Veía a sus compañeros como si fueran los protagonistas de un reality. Parecían hacer las cosas de cada día, pero todo sucedía de una manera muy rápida. Los veía en sus mesas, trabajando u holgazaneando, tomando alguna bebida caliente de la máquina, café o chocolate, o infusiones en el caso del vegano, porque sí, en su oficina había un vegano, que sería muy sano ese estilo de vida, pensaba Pedro, pero Daniel, que así se llamaba, no tenía ni un gramo de carne sobre su esqueleto, que estaba cubierto por apenas una delgada y cada vez más pálida y arrugada capa de piel. Sus compañeros iban al baño, hablaban de fútbol o de política, hablaban por teléfono con clientes de la empresa, proveedores o con amigos o familiares. Las cosas habituales de cada día se sucedían en el sueño a una velocidad pasmosa, pero que a Pedro le parecía que lo hacían al ritmo normal, aunque a lo largo del sueño empezaban y terminaban jornadas de trabajo que se sucedían sin solución de continuidad.
Y de pronto, allí estaba la solución, dentro de su cabeza, mientras las imágenes de la oficina seguían pasando como una película continua, inacabable. Era la solución evidente, definitiva y simple como el huevo de Colón. No se la podría haber imaginado nunca, pero cuando tomó forma dentro de su cabeza se dio cuenta de que era la solución ideal.
Dos días después, fue el cumpleaños de Pedro. En esos casos, quien cumplía años llevaba algo de comida para compartir con sus compañeros a media mañana. Ese día, Pedro apareció con una bandeja de canapés para todos y una pequeña bandeja con tres canapés especiales de una tienda que vendía productos para veganos. No se había olvidado de Daniel.
A media mañana, entre las socorridas bromas de cumpleaños, todos fueron comiendo los canapés. Todos, excepto Pedro y Daniel, que se deshizo en disculpas, pero, explicó, hacía sólo unos días que había recibido en su whatsapp un mensaje en el que advertían de que esa tienda no era trigo limpio, porque, según afirmaban, utilizaban una margarina que no era cien por cien vegana. Por ese motivo Daniel se convirtió en coprotagonista de la fiesta como objeto de las bromas de sus compañeros. Aunque, también gracias a eso, fue el único que salvó la vida.


Llevaba más de cuatro meses en la cárcel acusado de haber envenenado a cinco compañeros de trabajo y del intento frustrado de envenenar a un sexto, Daniel, porque se comprobó que sus canapés también contenían el mismo veneno que había terminado con la vida de los otros cinco. Pedro estaba en el módulo de enfermería, aislado de los demás internos después de los repetidos altercados que se produjeron en las varias ocasiones en las que acusó a otros reclusos de intentar asesinarlo.
Clara fue a visitarlo por última vez. Iba a despedirse de él, aunque en aquel cuerpo ya no quedaba ningún resto de la persona que ella había conocido y había aprendido a querer a pesar de sus rarezas.

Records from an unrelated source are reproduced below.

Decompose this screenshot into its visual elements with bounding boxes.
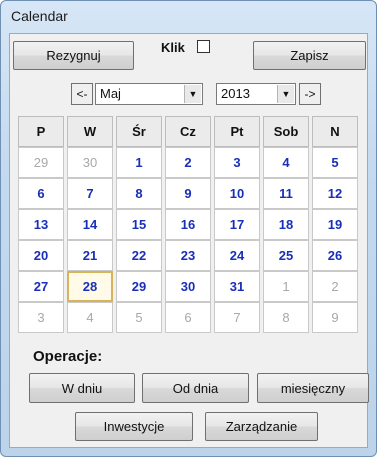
- day-cell[interactable]: 23: [165, 240, 211, 271]
- miesieczny-button[interactable]: miesięczny: [257, 373, 369, 403]
- year-value: 2013: [221, 86, 250, 101]
- weekday-header: N: [312, 116, 358, 147]
- day-cell[interactable]: 4: [67, 302, 113, 333]
- weekday-header: Sob: [263, 116, 309, 147]
- weekday-header: Pt: [214, 116, 260, 147]
- w-dniu-button[interactable]: W dniu: [29, 373, 135, 403]
- chevron-down-icon[interactable]: ▼: [277, 85, 294, 103]
- year-select[interactable]: 2013 ▼: [216, 83, 296, 105]
- day-cell[interactable]: 2: [165, 147, 211, 178]
- day-cell[interactable]: 9: [165, 178, 211, 209]
- cancel-button[interactable]: Rezygnuj: [13, 41, 134, 70]
- day-cell-selected[interactable]: 28: [67, 271, 113, 302]
- day-cell[interactable]: 8: [263, 302, 309, 333]
- day-cell[interactable]: 11: [263, 178, 309, 209]
- weekday-header: Śr: [116, 116, 162, 147]
- day-cell[interactable]: 19: [312, 209, 358, 240]
- calendar-window: Calendar Rezygnuj Klik Zapisz <- Maj ▼ 2…: [0, 0, 377, 457]
- day-cell[interactable]: 3: [18, 302, 64, 333]
- day-cell[interactable]: 16: [165, 209, 211, 240]
- klik-checkbox[interactable]: [197, 40, 210, 53]
- day-cell[interactable]: 22: [116, 240, 162, 271]
- zarzadzanie-button[interactable]: Zarządzanie: [205, 412, 318, 441]
- month-select[interactable]: Maj ▼: [95, 83, 203, 105]
- day-cell[interactable]: 7: [67, 178, 113, 209]
- day-cell[interactable]: 9: [312, 302, 358, 333]
- month-value: Maj: [100, 86, 121, 101]
- day-cell[interactable]: 15: [116, 209, 162, 240]
- day-cell[interactable]: 14: [67, 209, 113, 240]
- inwestycje-button[interactable]: Inwestycje: [75, 412, 193, 441]
- day-cell[interactable]: 17: [214, 209, 260, 240]
- od-dnia-button[interactable]: Od dnia: [142, 373, 249, 403]
- day-cell[interactable]: 31: [214, 271, 260, 302]
- day-cell[interactable]: 1: [263, 271, 309, 302]
- day-cell[interactable]: 5: [312, 147, 358, 178]
- day-cell[interactable]: 7: [214, 302, 260, 333]
- save-button[interactable]: Zapisz: [253, 41, 366, 70]
- next-month-button[interactable]: ->: [299, 83, 321, 105]
- day-cell[interactable]: 13: [18, 209, 64, 240]
- day-cell[interactable]: 8: [116, 178, 162, 209]
- operations-label: Operacje:: [33, 348, 103, 365]
- weekday-header: Cz: [165, 116, 211, 147]
- day-cell[interactable]: 18: [263, 209, 309, 240]
- day-cell[interactable]: 21: [67, 240, 113, 271]
- day-cell[interactable]: 4: [263, 147, 309, 178]
- chevron-down-icon[interactable]: ▼: [184, 85, 201, 103]
- weekday-header: P: [18, 116, 64, 147]
- day-cell[interactable]: 6: [165, 302, 211, 333]
- day-cell[interactable]: 30: [67, 147, 113, 178]
- day-cell[interactable]: 24: [214, 240, 260, 271]
- day-cell[interactable]: 3: [214, 147, 260, 178]
- day-cell[interactable]: 25: [263, 240, 309, 271]
- klik-label: Klik: [161, 40, 185, 55]
- day-cell[interactable]: 30: [165, 271, 211, 302]
- day-cell[interactable]: 1: [116, 147, 162, 178]
- day-cell[interactable]: 27: [18, 271, 64, 302]
- day-cell[interactable]: 29: [116, 271, 162, 302]
- window-title: Calendar: [11, 8, 68, 24]
- day-cell[interactable]: 5: [116, 302, 162, 333]
- prev-month-button[interactable]: <-: [71, 83, 93, 105]
- day-cell[interactable]: 10: [214, 178, 260, 209]
- day-cell[interactable]: 20: [18, 240, 64, 271]
- day-cell[interactable]: 6: [18, 178, 64, 209]
- title-bar[interactable]: Calendar: [1, 1, 376, 31]
- weekday-header: W: [67, 116, 113, 147]
- day-cell[interactable]: 12: [312, 178, 358, 209]
- day-cell[interactable]: 29: [18, 147, 64, 178]
- day-cell[interactable]: 2: [312, 271, 358, 302]
- day-cell[interactable]: 26: [312, 240, 358, 271]
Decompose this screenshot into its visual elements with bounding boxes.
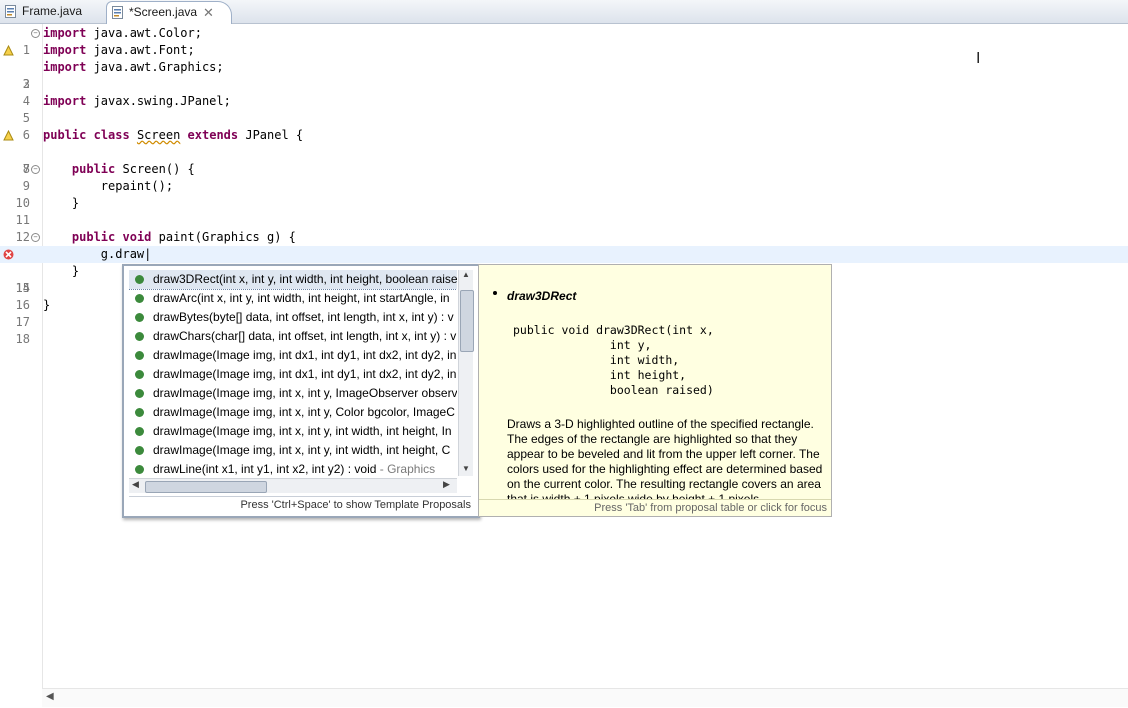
proposal-item[interactable]: drawArc(int x, int y, int width, int hei…	[129, 289, 457, 308]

Lo vio llegar al locutorio haciendo un despliegue de todos sus tics: miraba constantemente a los lados, hacia atrás y hacia arriba, se ajustaba la cintura del pantalón, se subía las mangas hasta los codos para a continuación bajarlas hasta cubrir por completo sus manos. Se sentó, mantuvo las manos suspendidas en el aire sin tocar ningún objeto.
—¿Cómo estás? —preguntó Clara tratando de contener las lágrimas y que su voz sonara normal.

—Tienes que sacarme de aquí —susurró Pedro—, quieren matarme.